First, make signing up computationally expensive. Some javascript that would have to run client side, like a crypto miner or something, and deliver proof to the server that some significant amount of CPU power was used.
Second, some type of CAPTCHA. ReCaptcha with the settings turned up a bit is a good way to go.
Third, IP address reputation checks. Check IP addresses for known spam servers, it's the same thing email servers do. There's realtime blacklists you can query against. If the client IP is on them, don't allow registration but only allow application to register.
Haha, I like this one! Had to strike a balance between 'make it annoying enough to deter bots' and 'make it accessible enough to allow humans'. Might be hard, because people have vastly different hardware. Personally, I probably would be fine waiting for 1s, maybe up to 5s. Not sure if that is enough to keep the bots out. As far as I understand, they would still try (and succeed), just be fewer because signup takes more time.
I also like the side-effect of micro-supporting the instance you join with a one time fee. I expect haters to hate this quite a lot though.
The mCaptcha system Lemmy devs are/were working on integrating on the next version is based on this approach afaik.

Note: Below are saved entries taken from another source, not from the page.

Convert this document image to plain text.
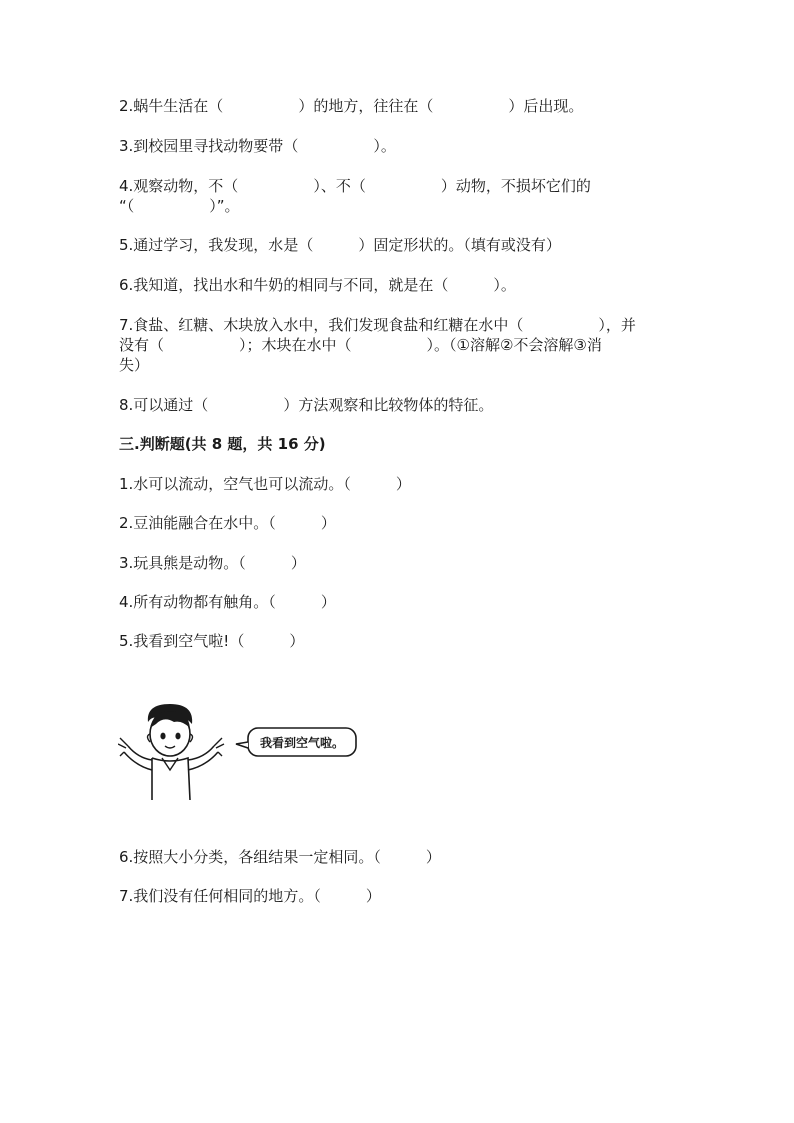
2.蜗牛生活在（　　　　　）的地方，往往在（　　　　　）后出现。

3.到校园里寻找动物要带（　　　　　）。

4.观察动物，不（　　　　　）、不（　　　　　）动物，不损坏它们的
“（　　　　　）”。

5.通过学习，我发现，水是（　　　）固定形状的。（填有或没有）

6.我知道，找出水和牛奶的相同与不同，就是在（　　　）。

7.食盐、红糖、木块放入水中，我们发现食盐和红糖在水中（　　　　　），并
没有（　　　　　）；木块在水中（　　　　　）。（①溶解②不会溶解③消
失）

8.可以通过（　　　　　）方法观察和比较物体的特征。

三.判断题(共 8 题，共 16 分)

1.水可以流动，空气也可以流动。（　　　）

2.豆油能融合在水中。（　　　）

3.玩具熊是动物。（　　　）

4.所有动物都有触角。（　　　）

5.我看到空气啦!（　　　）

我看到空气啦。

6.按照大小分类，各组结果一定相同。（　　　）

7.我们没有任何相同的地方。（　　　）
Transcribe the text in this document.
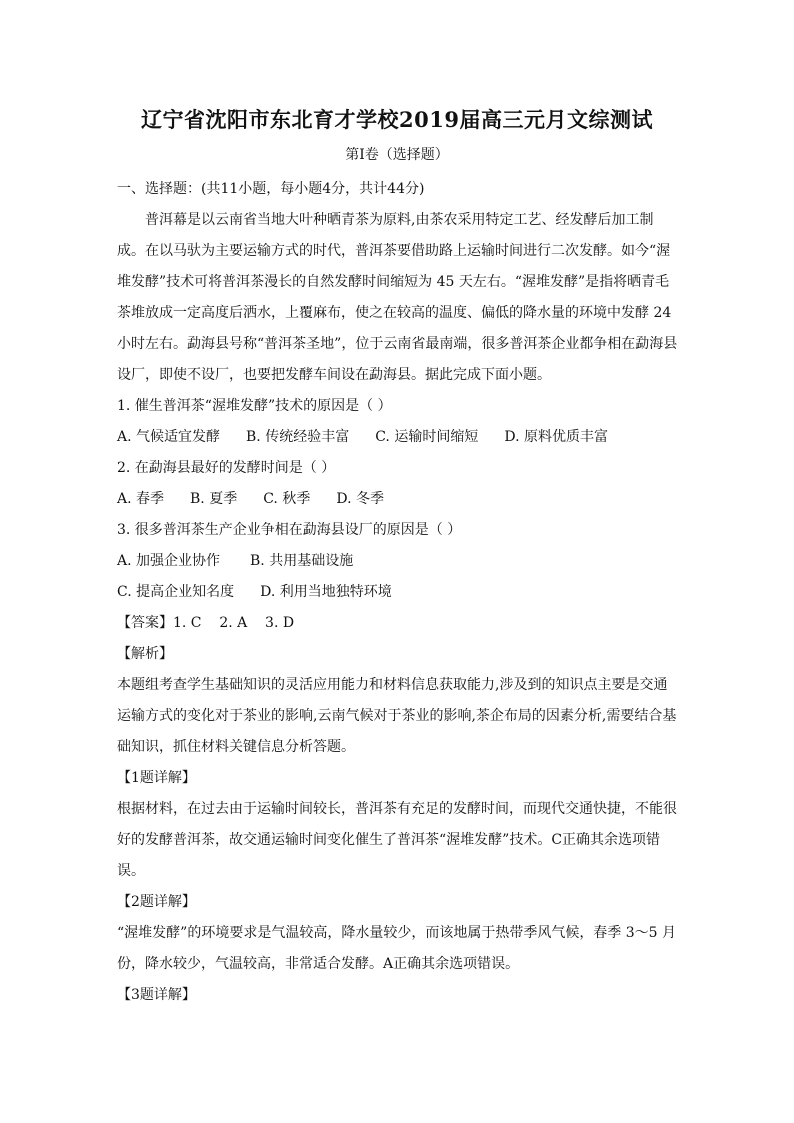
辽宁省沈阳市东北育才学校2019届高三元月文综测试
第Ⅰ卷（选择题）

一、选择题：(共11小题，每小题4分，共计44分)

普洱幕是以云南省当地大叶种晒青茶为原料,由茶农采用特定工艺、经发酵后加工制成。在以马驮为主要运输方式的时代，普洱茶要借助路上运输时间进行二次发酵。如今“渥堆发酵”技术可将普洱茶漫长的自然发酵时间缩短为 45 天左右。“渥堆发酵”是指将晒青毛茶堆放成一定高度后洒水，上覆麻布，使之在较高的温度、偏低的降水量的环境中发酵 24 小时左右。勐海县号称“普洱茶圣地”，位于云南省最南端，很多普洱茶企业都争相在勐海县设厂，即使不设厂，也要把发酵车间设在勐海县。据此完成下面小题。

1. 催生普洱茶“渥堆发酵”技术的原因是（ ）

A. 气候适宜发酵 B. 传统经验丰富 C. 运输时间缩短 D. 原料优质丰富

2. 在勐海县最好的发酵时间是（ ）

A. 春季 B. 夏季 C. 秋季 D. 冬季

3. 很多普洱茶生产企业争相在勐海县设厂的原因是（ ）

A. 加强企业协作 B. 共用基础设施

C. 提高企业知名度 D. 利用当地独特环境

【答案】1. C    2. A    3. D

【解析】

本题组考查学生基础知识的灵活应用能力和材料信息获取能力,涉及到的知识点主要是交通运输方式的变化对于茶业的影响,云南气候对于茶业的影响,茶企布局的因素分析,需要结合基础知识，抓住材料关键信息分析答题。

【1题详解】

根据材料，在过去由于运输时间较长，普洱茶有充足的发酵时间，而现代交通快捷，不能很好的发酵普洱茶，故交通运输时间变化催生了普洱茶“渥堆发酵”技术。C正确其余选项错误。

【2题详解】

“渥堆发酵”的环境要求是气温较高，降水量较少，而该地属于热带季风气候，春季 3～5 月份，降水较少，气温较高，非常适合发酵。A正确其余选项错误。

【3题详解】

It doesn't use any crypto but it does do "wasteful" proof-of-work calculations of some kind.
Doesn't have to be a crypto miner. Just has to be any sort of computationally intense task. I think the ideal would be some sort of JavaScript that integrates that along with the captcha. For example, have some sort of computationally difficult math problem where the server already knows the answer, and the answer is then fed into a simple video game engine to procedurally generate a 'level'. The keyboard and mouse input of the player would then be fed directly back to the server in real time, which could decide if it's actually seeing a human playing the correct level.
I like the first two ideas but a problem with the third is most lemmy users are gonna be techies who probably use a VPN which means they'll have to cycle through a few nodes before getting one that works (if they even realize that's where the problem lies)
VPN endpoints would not necessarily have low IP reputation. A VPN provider that allows its users to spam the internet is probably not a good one anyway. And besides, that would not inhibit registration, it would just make users fill out a form to apply so the server operator would have to go through and approve it.